Former Center for Public Integrity data editor David Donald, a pioneer and leader in the development of modern computer-assisted reporting worldwide, died Saturday at Reston Hospital Center in Virginia after a year-long battle with cancer. He was 64.
Donald was one of the early and most successful practitioners of data-based, investigative journalism that relied on computer analysis. He became a passionate Pied Piper for such reporting, crisscrossing the United States and indeed the globe, training dozens of other journalists who then helped spread and develop the craft even further. Donald was also known for his calming influence, his sage advice on matters both journalistic and personal, his dry wit, nutty professor appearance and love of a good glass — or two or three — of red wine.
“David was as kind as he was brilliant,” said Center CEO John Dunbar. “He was an evangelist for database investigative reporting and touched so many lives. I learned so much from him. He was my friend, and I will miss him.”
Donald joined the Center for Public Integrity as data editor in 2008 and worked with a variety of teams on some of the Center’s most ground-breaking projects — they included an investigation into the top subprime lenders behind the financial meltdown to the under-reporting of campus sexual assault to the methods Medicare providers used to overcharge the government.

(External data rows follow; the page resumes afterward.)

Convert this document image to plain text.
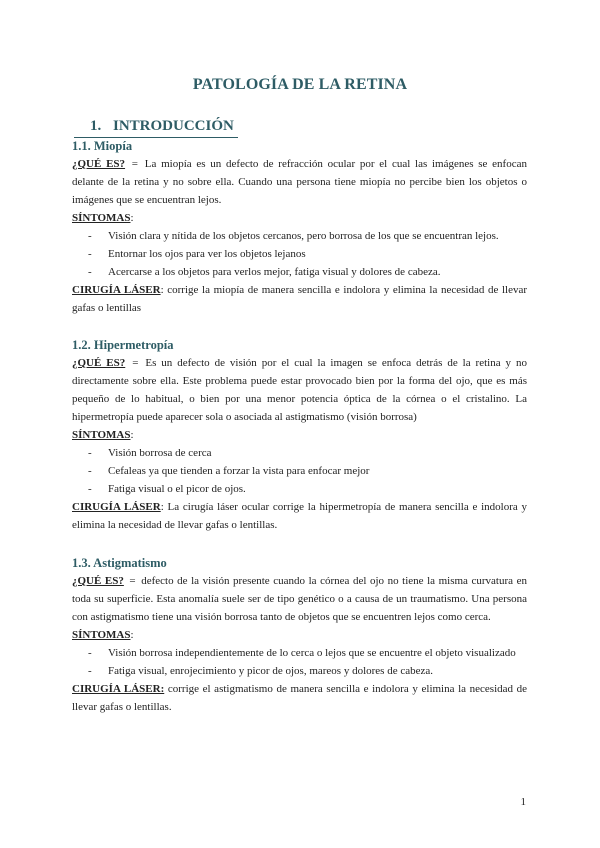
PATOLOGÍA DE LA RETINA
1. INTRODUCCIÓN
1.1. Miopía

¿QUÉ ES? = La miopía es un defecto de refracción ocular por el cual las imágenes se enfocan delante de la retina y no sobre ella. Cuando una persona tiene miopía no percibe bien los objetos o imágenes que se encuentran lejos.

SÍNTOMAS:

- Visión clara y nítida de los objetos cercanos, pero borrosa de los que se encuentran lejos.
- Entornar los ojos para ver los objetos lejanos
- Acercarse a los objetos para verlos mejor, fatiga visual y dolores de cabeza.

CIRUGÍA LÁSER: corrige la miopía de manera sencilla e indolora y elimina la necesidad de llevar gafas o lentillas

1.2. Hipermetropía

¿QUÉ ES? = Es un defecto de visión por el cual la imagen se enfoca detrás de la retina y no directamente sobre ella. Este problema puede estar provocado bien por la forma del ojo, que es más pequeño de lo habitual, o bien por una menor potencia óptica de la córnea o el cristalino. La hipermetropía puede aparecer sola o asociada al astigmatismo (visión borrosa)

SÍNTOMAS:

- Visión borrosa de cerca
- Cefaleas ya que tienden a forzar la vista para enfocar mejor
- Fatiga visual o el picor de ojos.

CIRUGÍA LÁSER: La cirugía láser ocular corrige la hipermetropía de manera sencilla e indolora y elimina la necesidad de llevar gafas o lentillas.

1.3. Astigmatismo

¿QUÉ ES? = defecto de la visión presente cuando la córnea del ojo no tiene la misma curvatura en toda su superficie. Esta anomalía suele ser de tipo genético o a causa de un traumatismo. Una persona con astigmatismo tiene una visión borrosa tanto de objetos que se encuentren lejos como cerca.

SÍNTOMAS:

- Visión borrosa independientemente de lo cerca o lejos que se encuentre el objeto visualizado
- Fatiga visual, enrojecimiento y picor de ojos, mareos y dolores de cabeza.

CIRUGÍA LÁSER: corrige el astigmatismo de manera sencilla e indolora y elimina la necesidad de llevar gafas o lentillas.

1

Donald’s work with senior investigative reporter Fred Schulte on Medicare billing was twice (in 2012 and 2014) honored with the Philip Meyer Award, widely considered the most prestigious annual award in the world of computer-assisted reporting. Judges called the 2014 entry “superb,” adding that “despite the challenges of dealing with complex and voluminous government data the Center aptly dissected the shocking shortcomings” of the Medicare Advantage program.

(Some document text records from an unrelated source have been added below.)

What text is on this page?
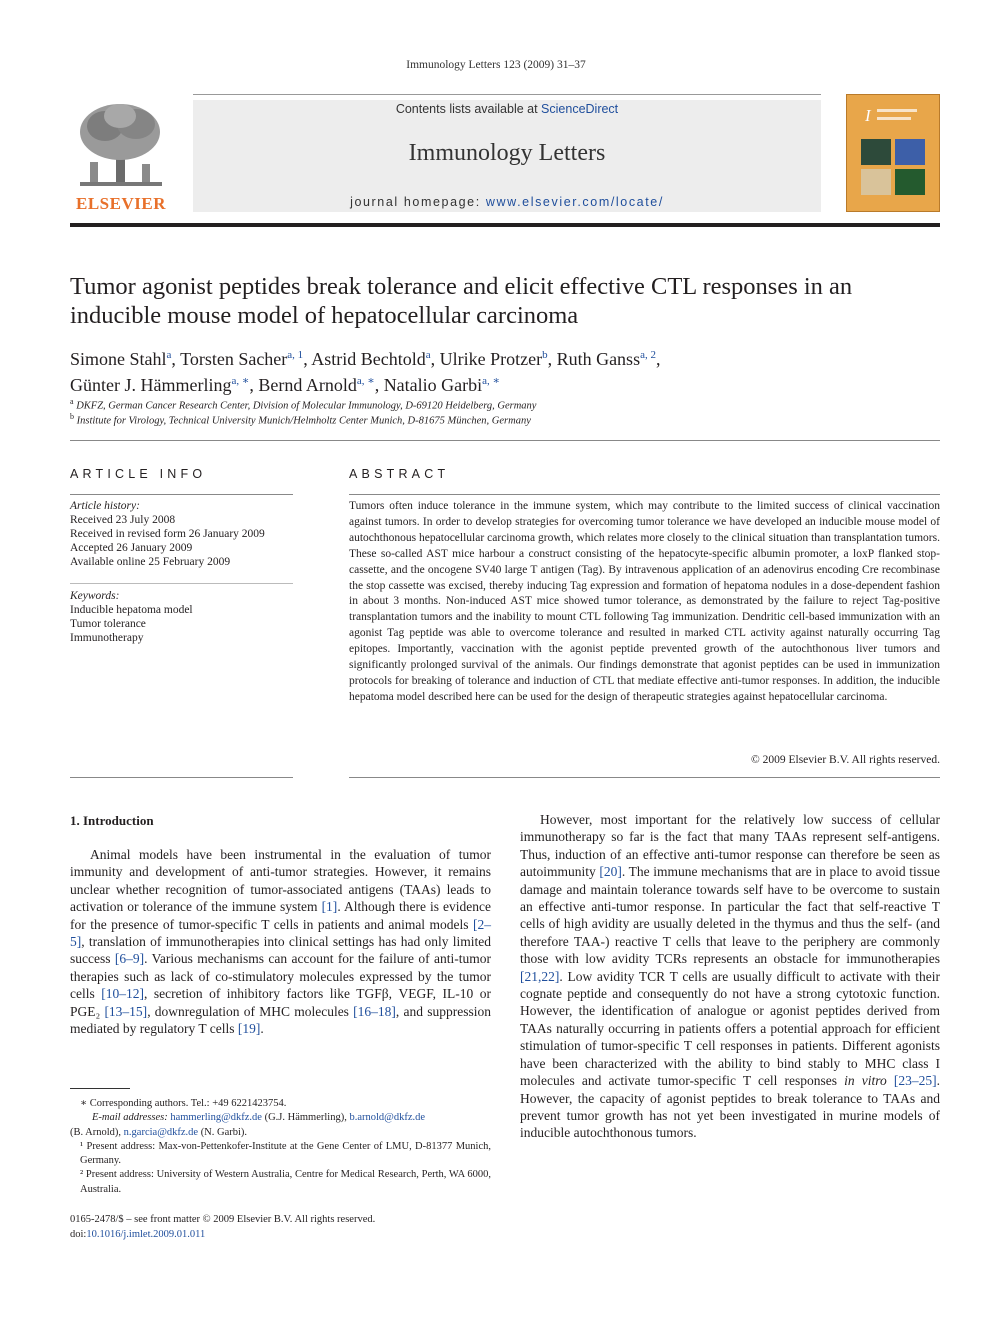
Immunology Letters 123 (2009) 31–37
ELSEVIER
Contents lists available at ScienceDirect
Immunology Letters
journal homepage: www.elsevier.com/locate/
I
Tumor agonist peptides break tolerance and elicit effective CTL responses in an inducible mouse model of hepatocellular carcinoma
Simone Stahl$^a$, Torsten Sacher$^{a, 1}$, Astrid Bechtold$^a$, Ulrike Protzer$^b$, Ruth Ganss$^{a, 2}$,
Günter J. Hämmerling$^{a, ∗}$, Bernd Arnold$^{a, ∗}$, Natalio Garbi$^{a, ∗}$
$^a$ DKFZ, German Cancer Research Center, Division of Molecular Immunology, D-69120 Heidelberg, Germany
$^b$ Institute for Virology, Technical University Munich/Helmholtz Center Munich, D-81675 München, Germany
ARTICLE INFO
Article history:
Received 23 July 2008
Received in revised form 26 January 2009
Accepted 26 January 2009
Available online 25 February 2009
Keywords:
Inducible hepatoma model
Tumor tolerance
Immunotherapy
ABSTRACT
Tumors often induce tolerance in the immune system, which may contribute to the limited success of clinical vaccination against tumors. In order to develop strategies for overcoming tumor tolerance we have developed an inducible mouse model of autochthonous hepatocellular carcinoma growth, which relates more closely to the clinical situation than transplantation tumors. These so-called AST mice harbour a construct consisting of the hepatocyte-specific albumin promoter, a loxP flanked stop-cassette, and the oncogene SV40 large T antigen (Tag). By intravenous application of an adenovirus encoding Cre recombinase the stop cassette was excised, thereby inducing Tag expression and formation of hepatoma nodules in a dose-dependent fashion in about 3 months. Non-induced AST mice showed tumor tolerance, as demonstrated by the failure to reject Tag-positive transplantation tumors and the inability to mount CTL following Tag immunization. Dendritic cell-based immunization with an agonist Tag peptide was able to overcome tolerance and resulted in marked CTL activity against naturally occurring Tag epitopes. Importantly, vaccination with the agonist peptide prevented growth of the autochthonous liver tumors and significantly prolonged survival of the animals. Our findings demonstrate that agonist peptides can be used in immunization protocols for breaking of tolerance and induction of CTL that mediate effective anti-tumor responses. In addition, the inducible hepatoma model described here can be used for the design of therapeutic strategies against hepatocellular carcinoma.
© 2009 Elsevier B.V. All rights reserved.
1. Introduction
Animal models have been instrumental in the evaluation of tumor immunity and development of anti-tumor strategies. However, it remains unclear whether recognition of tumor-associated antigens (TAAs) leads to activation or tolerance of the immune system [1]. Although there is evidence for the presence of tumor-specific T cells in patients and animal models [2–5], translation of immunotherapies into clinical settings has had only limited success [6–9]. Various mechanisms can account for the failure of anti-tumor therapies such as lack of co-stimulatory molecules expressed by the tumor cells [10–12], secretion of inhibitory factors like TGFβ, VEGF, IL-10 or PGE₂ [13–15], downregulation of MHC molecules [16–18], and suppression mediated by regulatory T cells [19].
However, most important for the relatively low success of cellular immunotherapy so far is the fact that many TAAs represent self-antigens. Thus, induction of an effective anti-tumor response can therefore be seen as autoimmunity [20]. The immune mechanisms that are in place to avoid tissue damage and maintain tolerance towards self have to be overcome to sustain an effective anti-tumor response. In particular the fact that self-reactive T cells of high avidity are usually deleted in the thymus and thus the self- (and therefore TAA-) reactive T cells that leave to the periphery are commonly those with low avidity TCRs represents an obstacle for immunotherapies [21,22]. Low avidity TCR T cells are usually difficult to activate with their cognate peptide and consequently do not have a strong cytotoxic function. However, the identification of analogue or agonist peptides derived from TAAs naturally occurring in patients offers a potential approach for efficient stimulation of tumor-specific T cell responses in patients. Different agonists have been characterized with the ability to bind stably to MHC class I molecules and activate tumor-specific T cell responses in vitro [23–25]. However, the capacity of agonist peptides to break tolerance to TAAs and prevent tumor growth has not yet been investigated in murine models of inducible autochthonous tumors.
∗ Corresponding authors. Tel.: +49 6221423754.
E-mail addresses: hammerling@dkfz.de (G.J. Hämmerling), b.arnold@dkfz.de
(B. Arnold), n.garcia@dkfz.de (N. Garbi).
¹ Present address: Max-von-Pettenkofer-Institute at the Gene Center of LMU, D-81377 Munich, Germany.
² Present address: University of Western Australia, Centre for Medical Research, Perth, WA 6000, Australia.
0165-2478/$ – see front matter © 2009 Elsevier B.V. All rights reserved.
doi:10.1016/j.imlet.2009.01.011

Over the course of his career, Donald was also honored with the James K. Batten Award, the Dart Award, the Robert F. Kennedy Award and a Peabody Award.
Prior to joining the Center, Donald served as training director for Investigative Reporters and Editors; it was in that capacity that he spread what he considered the gospel of data-powered reporting, conducting training sessions both domestically and internationally.
Former IRE executive director Brant Houston told the IRE news blog that Donald was a talented trainer “not only of how to use data in journalism, but of how to conduct oneself with kindness, grace, humor and civility in the often rough and irascible world of journalism.”
Donald left the Center for Public Integrity in 2014, and he most recently worked as data editor at the Investigative Reporting Workshop and as data journalist in residence at American University’s School of Communications.
Earlier in his career, Donald was research and project editor at the Savannah Morning News in Georgia. He also taught as an adjunct professor at Northwestern University’s Medill School of Journalism and at Savannah State University. Donald earned a bachelor’s degree in English from Miami University in Ohio and a master’s degree in journalism from Kent State University.
No funeral is planned. Preliminary planning is underway for an event to honor Donald’s life in January at the Investigative Reporting Workshop. The family has asked that donations in Donald’s memory be sent to IRE, where a special fund will be established in his name to further data journalism.